Dueling quotes about liberalism
Weiner snagged a good quote yesterday by Alfred Zimmern about liberalism.
Coincidently I happened upon a quote today about liberalism that struck me so much I wrote it down. Since we’re discussing early 20th century critiques of liberalism, I thought I’d share this one too.
It’s from Richard Fox’s biography of Reinhold Niebuhr. Niebuhr is writing to the New Republic in 1919, trying to come to terms with the failure of Wilsonian idealism in the wake of the disastrous treaty of Versailles.
“[Liberalism] lacks the spirit of enthusiasm, not to say, fanaticism, which is so necessary to move the world out of its beaten tracks. [It] is too intellectual and too little emotional to be an efficient force in history.
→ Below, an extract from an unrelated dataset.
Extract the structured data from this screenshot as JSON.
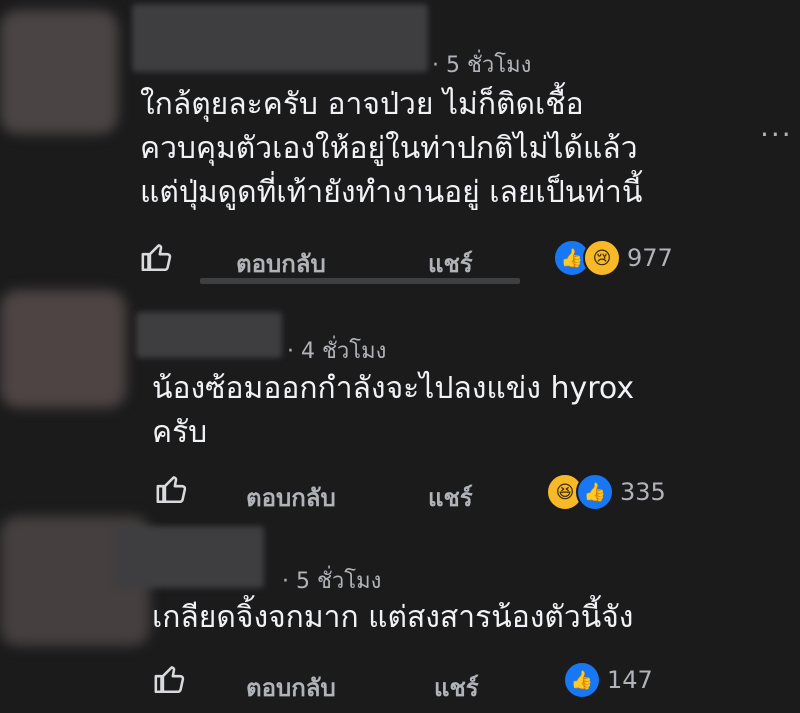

It is the philosophy of the middle aged, lacking the fervency of youth and its willingness to take a chance and accept a challenge. It approaches the old order with friendly mien, tries to blindfold it and lead it upon a new track without hurting the old order’s feelings or losing its friendship. But the old order is never the doting fool that it seems to be. Either it humors and fools liberalism… or, if liberalism proves itself too persistent, it gets angry and gives the reformers a slap in the face. In the peace treaty the old order seems to have defended itself quite successfully by both methods. We need something less circumspect than liberalism to save the world.”
Supposedly Barack Obama is a big Neibuhr fan. If so, he might consider reading and re-reading that passage, especially the part about liberalism trying too hard not to hurt the feelings of the “old order.”